Vocabulary Size Tests for Swiss German Sign Language

Vocabulary Size Tests for DSGS

Within the frame of the Swiss National Science Foundation funded project Scalable Multimodal Sign Language Technology for Sign Language Learning and Assessment, two vocabulary size tests targeting beginning adult learners of Swiss German Sign Language (Deutschschweizerische Gebärdensprache, DSGS) were developed (Haug, 2017). The first test is a Yes/No test (YN test), the second a L1/L2 translation test (i.e., from written German to DSGS). Both tests consist of approximately 100 items. Both test formats, the YN test and translation test, are test methods that have not previously been developed and used in a sign language testing scenario (Haug et al., 2019).

The YN Test

Findings from YN tests for spoken language informed the development of the YN test for DSGS. For example, the basic design of YN tests consisting of a test taker seeing a word and indicating whether he/she knows the word (e.g., Beeckmans et al., 2001) was applied for the current project. In order to minimize the effect of guessing on the part of the test takers, i.e., a test taker can rate more words with “yes” than he/she actually knows (Read, 2000), Anderson and Freebody (1983) added pseudowords words to a YN test. This approach has also been applied for the current project.

Another issue addressed in the literature on YN test for spoken languages is how to interpret the test scores (Meara, 2005). In a YN test, the words a test taker chooses as “known” are called hits, while words rated as “unknown” are termed misses. Pseudowords rated as known are considered false alarms, and pseudowords checked as unknown are correct rejections (Stubbe, 2015). The simplest solution for interpreting the test scores is to combine the correct responses (hits) and correct rejections to a total score. Currently, there are three different approaches for dealing with the false alarm rate (Schmitt, 2010; Stubbe, 2015):

Setting a maximum amount of false alarm responses as a threshold for exclusion of a test taker: For example, Schmitt, Jiang, and Grabe (2011) suggest a 10% acceptance rate (3 out of 30 items), and Stubbe (2012) applied a 12.5% rate.
Adjusting the YN scores by using one of several different proposed formulas (see Stubbe, 2015). The simplest formula is to subtract the false alarm rate from the hit rate to arrive at a score that better reflects vocabulary knowledge (“true score”).
Applying a regression model to use the YN test scores to predict scores of translation tests (Stubbe & Stewart, 2012).

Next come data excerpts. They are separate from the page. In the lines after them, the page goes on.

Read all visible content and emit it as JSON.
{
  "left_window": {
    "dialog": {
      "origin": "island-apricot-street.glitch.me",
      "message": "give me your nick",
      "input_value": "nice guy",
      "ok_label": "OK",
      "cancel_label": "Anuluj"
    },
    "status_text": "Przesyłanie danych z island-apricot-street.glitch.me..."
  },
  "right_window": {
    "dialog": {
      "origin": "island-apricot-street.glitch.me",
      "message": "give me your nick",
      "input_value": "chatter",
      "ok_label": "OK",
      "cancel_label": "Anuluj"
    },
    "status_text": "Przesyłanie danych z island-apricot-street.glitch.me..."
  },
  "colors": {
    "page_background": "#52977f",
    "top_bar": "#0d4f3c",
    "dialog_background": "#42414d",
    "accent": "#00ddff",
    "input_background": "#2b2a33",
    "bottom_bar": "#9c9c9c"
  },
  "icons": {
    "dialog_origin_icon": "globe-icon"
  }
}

There does not seem to be a consensus as to what is the best approach or which formula in Approach 2 works best (Schmitt, 2010). For the purpose of this project, the second approach was applied (hit rate minus false alarm rate).

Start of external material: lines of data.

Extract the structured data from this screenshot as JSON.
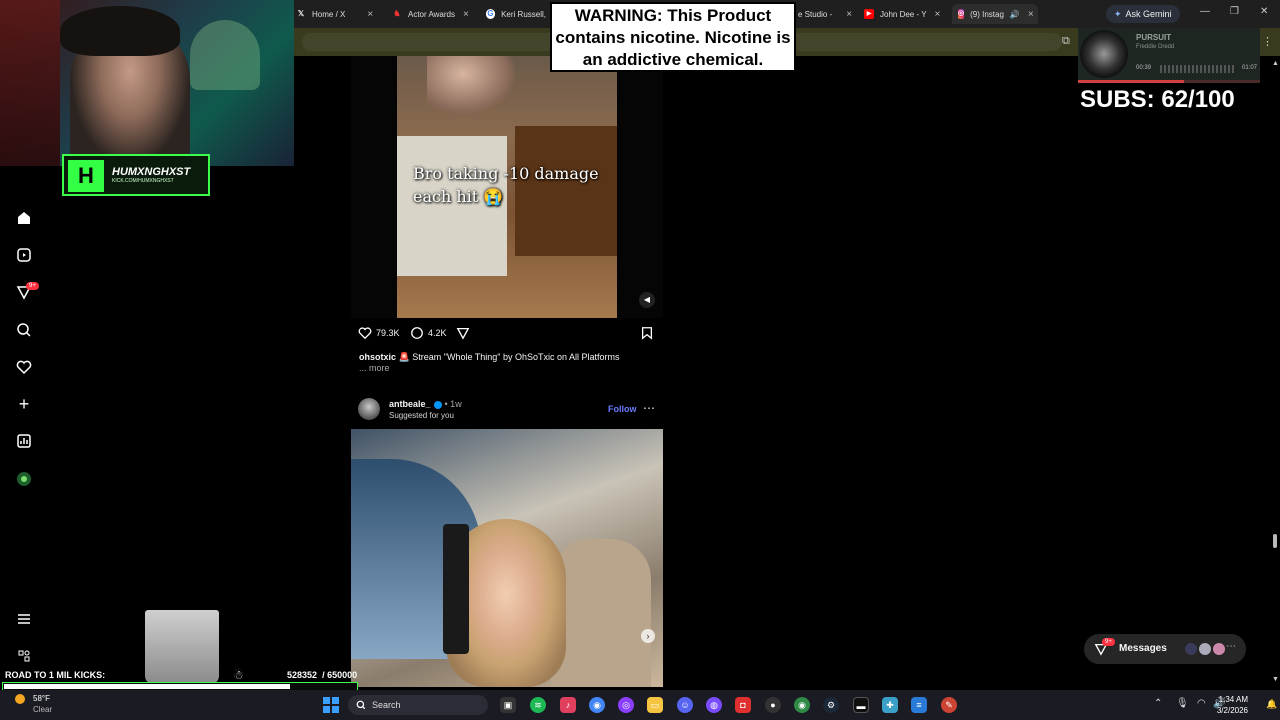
{
  "browser": {
    "tabs": [
      {
        "label": "Home / X",
        "favicon": "X"
      },
      {
        "label": "Actor Awards",
        "favicon": "actor-awards-icon"
      },
      {
        "label": "Keri Russell,",
        "favicon": "google-icon"
      },
      {
        "label": "e Studio -",
        "favicon": ""
      },
      {
        "label": "John Dee - Y",
        "favicon": "youtube-icon"
      },
      {
        "label": "(9) Instag",
        "favicon": "instagram-icon"
      }
    ],
    "ask_gemini": "Ask Gemini"
  },
  "webcam": {
    "badge_name": "HUMXNGHXST",
    "badge_logo": "H",
    "badge_sub": "KICK.COM/HUMXNGHXST"
  },
  "warning": {
    "text": "WARNING: This Product contains nicotine. Nicotine is an addictive chemical."
  },
  "music": {
    "title": "PURSUIT",
    "artist": "Freddie Dredd",
    "elapsed": "00:39",
    "duration": "01:07",
    "progress": 0.58
  },
  "subs": {
    "text": "SUBS: 62/100"
  },
  "post1": {
    "overlay_caption": "Bro taking -10 damage each hit 😭",
    "likes": "79.3K",
    "comments": "4.2K",
    "username": "ohsotxic",
    "caption": "🚨 Stream \"Whole Thing\" by OhSoTxic on All Platforms",
    "more": "... more"
  },
  "post2": {
    "username": "antbeale_",
    "time": "• 1w",
    "suggested": "Suggested for you",
    "follow": "Follow"
  },
  "nav": {
    "notifications_badge": "9+"
  },
  "messages": {
    "label": "Messages",
    "badge": "9+"
  },
  "road": {
    "label": "ROAD TO 1 MIL KICKS:",
    "current": "528352",
    "goal": "/ 650000",
    "progress": 0.8128
  },
  "taskbar": {
    "temp": "58°F",
    "condition": "Clear",
    "search_placeholder": "Search",
    "time": "1:34 AM",
    "date": "3/2/2026"
  },
  "colors": {
    "accent_follow": "#6a7cff",
    "badge_red": "#ff3040",
    "overlay_green": "#3cff4c"
  }
}
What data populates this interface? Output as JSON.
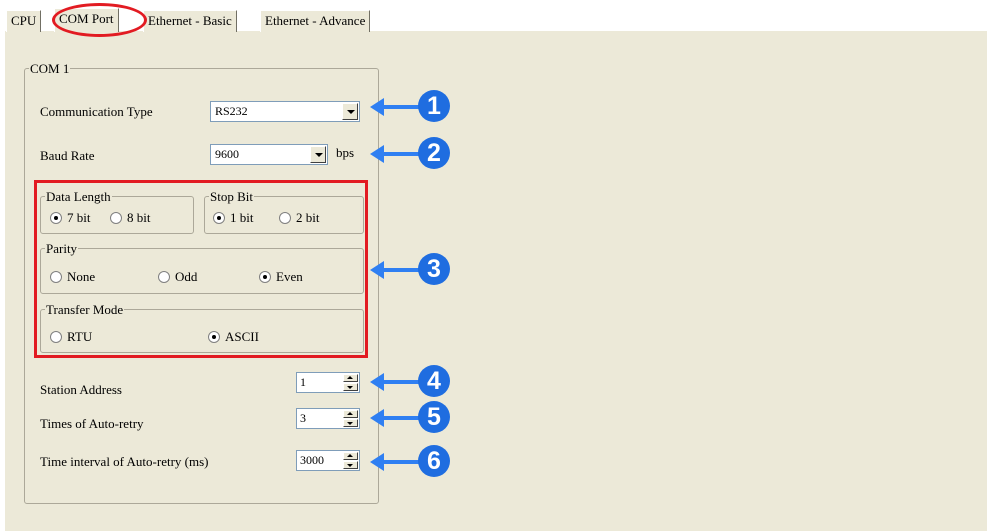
{
  "tabs": [
    {
      "label": "CPU",
      "selected": false
    },
    {
      "label": "COM Port",
      "selected": true
    },
    {
      "label": "Ethernet - Basic",
      "selected": false
    },
    {
      "label": "Ethernet - Advance",
      "selected": false
    }
  ],
  "com1": {
    "legend": "COM 1",
    "communication_type": {
      "label": "Communication Type",
      "value": "RS232"
    },
    "baud_rate": {
      "label": "Baud Rate",
      "value": "9600",
      "unit": "bps"
    },
    "data_length": {
      "legend": "Data Length",
      "options": [
        "7 bit",
        "8 bit"
      ],
      "selected": "7 bit"
    },
    "stop_bit": {
      "legend": "Stop Bit",
      "options": [
        "1 bit",
        "2 bit"
      ],
      "selected": "1 bit"
    },
    "parity": {
      "legend": "Parity",
      "options": [
        "None",
        "Odd",
        "Even"
      ],
      "selected": "Even"
    },
    "transfer_mode": {
      "legend": "Transfer Mode",
      "options": [
        "RTU",
        "ASCII"
      ],
      "selected": "ASCII"
    },
    "station_address": {
      "label": "Station Address",
      "value": "1"
    },
    "auto_retry_times": {
      "label": "Times of Auto-retry",
      "value": "3"
    },
    "auto_retry_interval": {
      "label": "Time interval of Auto-retry (ms)",
      "value": "3000"
    }
  },
  "callouts": [
    "1",
    "2",
    "3",
    "4",
    "5",
    "6"
  ],
  "colors": {
    "highlight": "#e21b22",
    "callout_blue": "#1f6de0",
    "panel": "#ece9d8"
  }
}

Beeckmans et al. (2001) report that there are no clear guidelines regarding the ratio of real words to pseudowords. For example, among the ratios reported in different studies are 30:3 (Schmitt & Zimmermann, 2002), 90:60 (Mochida & Harrington, 2006), 96:32 (Stubbe, 2015), 60:40 (Eyckmans, 2004), 72:28 (Harrington & Carey, 2009), and 40:20 (Meara, 1992). For the current project, 25 nonsense signs were developed, i.e., phonologically plausible forms of a sign language that bear no meaning in that language (Mann, Marshall, Mason, & Morgan, 2010). In total, the YN test consists of 125 signs, i.e., 100 real signs and 25 nonsense signs.

The L1L2 Translation Test

Production tests have been used as a means for verifying the test taker’s self-reported vocabulary in a YN test (Stubbe, Stewart, & Pritchard, 2010). For the purpose of this study, a production test was developed and used. The simple form of a translation test for spoken languages is that an L1 word is provided to the test taker and he or she produces the L2 translation (Laufer & Goldstein, 2004). Due to the absence of a widely accepted conventionalized writing system for sign languages (Boyes Braem, 2012), the L2 translation consists of a DSGS sign.

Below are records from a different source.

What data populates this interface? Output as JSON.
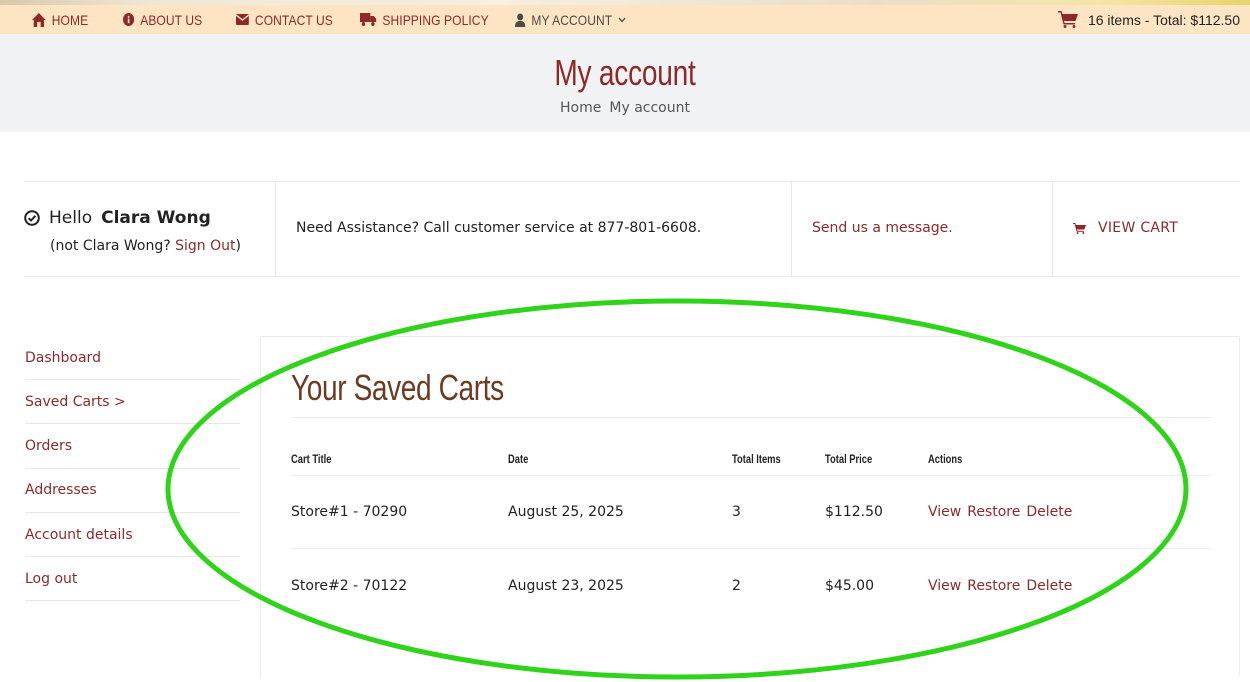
{
  "nav": {
    "items": [
      {
        "label": "HOME",
        "icon": "home-icon"
      },
      {
        "label": "ABOUT US",
        "icon": "info-circle-icon"
      },
      {
        "label": "CONTACT US",
        "icon": "envelope-icon"
      },
      {
        "label": "SHIPPING POLICY",
        "icon": "truck-icon"
      },
      {
        "label": "MY ACCOUNT",
        "icon": "user-icon"
      }
    ],
    "cart_summary": "16 items - Total: $112.50"
  },
  "header": {
    "title": "My account",
    "breadcrumb": [
      "Home",
      "My account"
    ]
  },
  "info": {
    "hello": "Hello",
    "user_name": "Clara Wong",
    "not_prefix": "(not Clara Wong? ",
    "sign_out": "Sign Out",
    "not_suffix": ")",
    "assistance": "Need Assistance? Call customer service at 877-801-6608.",
    "send_message": "Send us a message.",
    "view_cart": "VIEW CART"
  },
  "sidebar": {
    "items": [
      {
        "label": "Dashboard"
      },
      {
        "label": "Saved Carts >"
      },
      {
        "label": "Orders"
      },
      {
        "label": "Addresses"
      },
      {
        "label": "Account details"
      },
      {
        "label": "Log out"
      }
    ]
  },
  "saved_carts": {
    "title": "Your Saved Carts",
    "columns": [
      "Cart Title",
      "Date",
      "Total Items",
      "Total Price",
      "Actions"
    ],
    "rows": [
      {
        "title": "Store#1 - 70290",
        "date": "August 25, 2025",
        "items": "3",
        "price": "$112.50",
        "actions": {
          "view": "View",
          "restore": "Restore",
          "delete": "Delete"
        }
      },
      {
        "title": "Store#2 - 70122",
        "date": "August 23, 2025",
        "items": "2",
        "price": "$45.00",
        "actions": {
          "view": "View",
          "restore": "Restore",
          "delete": "Delete"
        }
      }
    ]
  },
  "colors": {
    "accent": "#8c2a2a",
    "nav_bg": "#fde5c4",
    "title_band_bg": "#f1f2f3",
    "heading_brown": "#6b3b22",
    "annotation_green": "#2fd41a"
  }
}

Stewart (2012) cautions that production tests that are hand-scored can result in an inconsistency between raters. An important issue concerning the development of scoring instruments is (1) to define a criterion of correctness and (2) to decide whether two (i.e., right/wrong) or more degrees of correctness (with partial credit) should be used (Bachman & Palmer, 1996). For assessing a single area of language knowledge, such as vocabulary, the right/wrong distinction can be useful, but when different areas of language knowledge are assessed, partial credit on more levels might be needed (Bachman & Palmer, 1996). This was applied for the current project.

Participants

Both vocabulary tests were administered to 20 adult test takers (5 male and 15 female). The test takers were between 24 and 55 (M = 39.3) years old at the time of testing. 19 of the 20 test takers were hearing; one had a Cochlear implant but had acquired German as a first language and was also learning DSGS as an adult. The majority of the test takers had one spoken language (e.g., a Swiss German dialect, or Standard German; n = 18) as their L1. Two participants reported having grown up with two spoken languages. All participants had learned DSGS as adults (range: 18-53 years old, M = 35.4).

Results
Procedure: The YN test was delivered online using Limesurvey (an open-source online survey tool), while the translation test was presented in the form of a PowerPoint presentation, with the German target word and a sentence to disambiguate its meaning. The test takers’ sign productions were videotaped for later evaluation by two trained raters.
The overall goal of the project was to investigate the psychometric properties of the two vocabulary size tests. The item analysis of the YN test and the two ratings of the translation test resulted in an overlap of seven items that were candidates for removal, i.e., that exhibited a facility value between .20 and .90 (Bachman, 2004) and/or a corrected item-total correlation of >.30 (Carr, 2011; Green, 2013; for more details see Haug, 2017). Internal consistency, investigated with Cronbach’s Alpha, was >.96 for the YN test and the translation test, for both raters separately. Inter-rater reliability was investigated with Cohen’s Kappa (Gwet, 2014). The agreement between the two raters was Kappa = .613, p <.001, which is considered “substantial” according to Landis and Koch's (1977) Kappa benchmark scale. Haug et al. (2019) argue that content validity could be established due to the sampling method of the items, which are based on beginning learners’ DSGS teaching materials (e.g., Boyes Braem, 2004). Due to the absence of any other DSGS vocabulary test to investigate concurrent validity, external variables (number of DSGS courses attended, self-judgment of DSGS skills, context(s) of DSGS learning) were identified and their contribution to the test takers’ performance on both tests investigated. The variable “number of courses attended” correlated significantly (rs between .528 and .601, p <.05) with the test scores on the YN test and the translation test, separately for both raters. The correlation between the YN test results and the translation test scores was statistically significant for both raters (r = .811 and .867, p < .001).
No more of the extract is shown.